No entanto, na sociedade midiática existe o acesso de forma instantânea e ininterrupta de “saberes”, porém, são saberes que propiciam informações que se desvanecem sem tempo para que o aluno as entenda e compreenda seu significado e implicações no mundo. 

Há de se analisar que no mundo do fluido, da tecnologia hipnótica de celulares, redes sociais, jogos online, tudo é caótico e determinado pela subjetividade daquele que opera os instrumentos tecnológicos. Sua vontade determinada o que fazer, como fazer e quando fazer. Sua subjetividade, subjugada pelo prazer, pelo contentamento, é que o motiva a agir. Nesse sentido, é pertinente refletir sobre o ensino formal que lida como o conhecimento secular.

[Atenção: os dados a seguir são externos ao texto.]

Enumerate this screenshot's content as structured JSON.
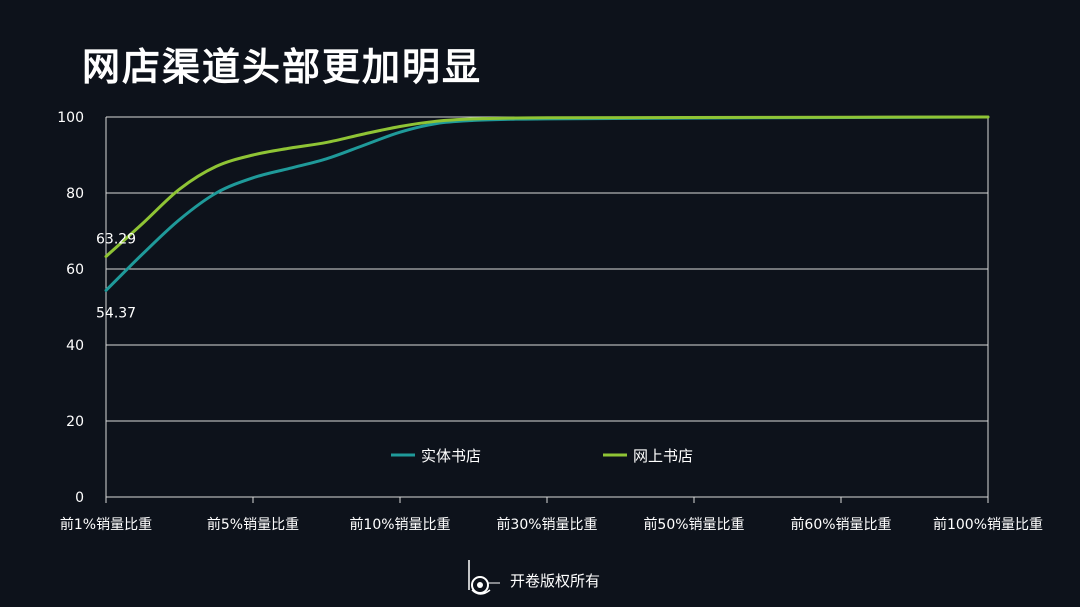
{
  "title": "网店渠道头部更加明显",
  "footer": {
    "text": "开卷版权所有",
    "logo_icon": "kaijuan-logo-icon"
  },
  "colors": {
    "background": "#0d121b",
    "grid": "#d9d9d9",
    "physical": "#1f9a9a",
    "online": "#8fc435"
  },
  "chart_data": {
    "type": "line",
    "categories": [
      "前1%销量比重",
      "前5%销量比重",
      "前10%销量比重",
      "前30%销量比重",
      "前50%销量比重",
      "前60%销量比重",
      "前100%销量比重"
    ],
    "x_subdivisions": 12,
    "ylim": [
      0,
      100
    ],
    "yticks": [
      "0",
      "20",
      "40",
      "60",
      "80",
      "100"
    ],
    "grid": true,
    "legend_position": "bottom-center",
    "series": [
      {
        "name": "实体书店",
        "color": "#1f9a9a",
        "points": [
          [
            0,
            54.37
          ],
          [
            1,
            64
          ],
          [
            2,
            73
          ],
          [
            3,
            80
          ],
          [
            4,
            84
          ],
          [
            5,
            86.5
          ],
          [
            6,
            89
          ],
          [
            7,
            92.5
          ],
          [
            8,
            96
          ],
          [
            9,
            98.3
          ],
          [
            10,
            99.1
          ],
          [
            11,
            99.4
          ],
          [
            12,
            99.5
          ],
          [
            18,
            99.8
          ],
          [
            24,
            100
          ]
        ],
        "first_label": "54.37"
      },
      {
        "name": "网上书店",
        "color": "#8fc435",
        "points": [
          [
            0,
            63.29
          ],
          [
            1,
            72
          ],
          [
            2,
            81
          ],
          [
            3,
            87
          ],
          [
            4,
            90
          ],
          [
            5,
            91.8
          ],
          [
            6,
            93.3
          ],
          [
            7,
            95.5
          ],
          [
            8,
            97.5
          ],
          [
            9,
            98.9
          ],
          [
            10,
            99.5
          ],
          [
            11,
            99.7
          ],
          [
            12,
            99.8
          ],
          [
            18,
            99.9
          ],
          [
            24,
            100
          ]
        ],
        "first_label": "63.29"
      }
    ]
  }
}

O saber com que a escola lida é, pois, um saber organizado, é um saber das “elites”, dos grupos que possuem e produzem um determinado tipo de saber. O saber sistematizado, como parte da herança cultural, não pode ser adquirido espontaneamente. A transmissão para outras pessoas também se faz de maneira organizada e sistematizada, dado que o produto da atividade educacional e não da natureza.    (RODRIGUES, 2000, p. 16)

Num mundo midiático, de natureza fluida, da inconstância e do clamor por adequações a esse novo tempo, Rodrigues (2000), conduz a uma salutar reflexão quando afirma que:

A busca de uma nova metodologia de trabalho para que a escola se converta em instrumento de ação política e social em favor das classes trabalhadoras nos conduz a formular uma proposta extremamente óbvia. Nada de novo. Pelo contrário:  retomar o já sabido, eis a questão. Assim, como o melhor livro é aquele que nos ensina o que já sabemos, a melhor metodologia é aquela que sistematiza e organiza formas de trabalho já consagradas. (RODRIGUES, 2000, p.72)

Um novo que rompe com a tradição, com o sólido, apenas como forma de se adequar a subjetividades temporais não se coloca como elemento que insira no âmbito do aprender, do ensino formal, elementos de qualidade aos processos educacionais. É como um modismo, que de tempo em tempo vêm, desaparece em virtude de outras subjetivas, num processo de contínua adequação de um comportamento hedonista. Ademais, têm-se que:

Mais recentemente, a crítica à educação escolar tem dirigido sua atenção para um outro aspecto: a inadequação do ensino à realidade da criança. Mas, aqui também as propostas dão as mais desconcertantes, pois frequentemente induzem o processo educacional a uma espécie de ajustamento do ensino ao nível de conhecimento e experiência de vida dos educandos. (RODRIGUES, 2000, p.22)

Essa sociedade midiática impõe o diferente, o inconstante, como se continuamente a roda devesse ser reinventada. Ignora-se a tradição, os elementos que constituem a história da humanidade, como elementos estruturantes para a vida, para a prática escolar. O sólido deve ser constantemente desconstruído, pois o fluído, como os gases, é facilmente conduzido de um lado para outro. 

É necessário, no contexto da escola que deve ser defendida uma formação educacional dos jovens atrelada a tradição, as origens do fazer escolar. Assim:

Na escola grega, não mais era a origem de alguém, sua raça ou “natureza” que justificava seu pertencimento à classe do bom e do sábio. Bondade e sabedoria foram desligadas da origem, da raça e da natureza das pessoas. A escola grega tornou inoperante a conexão arcaica que liga os marcadores pessoais (raça, natureza, origem, etc.) à lista de ocupações correspondentes aceitáveis (trabalhar a terra, engajar-se no negócio e no comércio, estudar e praticar). (MASSCHELEIN e SIMONS, 2010, p.12)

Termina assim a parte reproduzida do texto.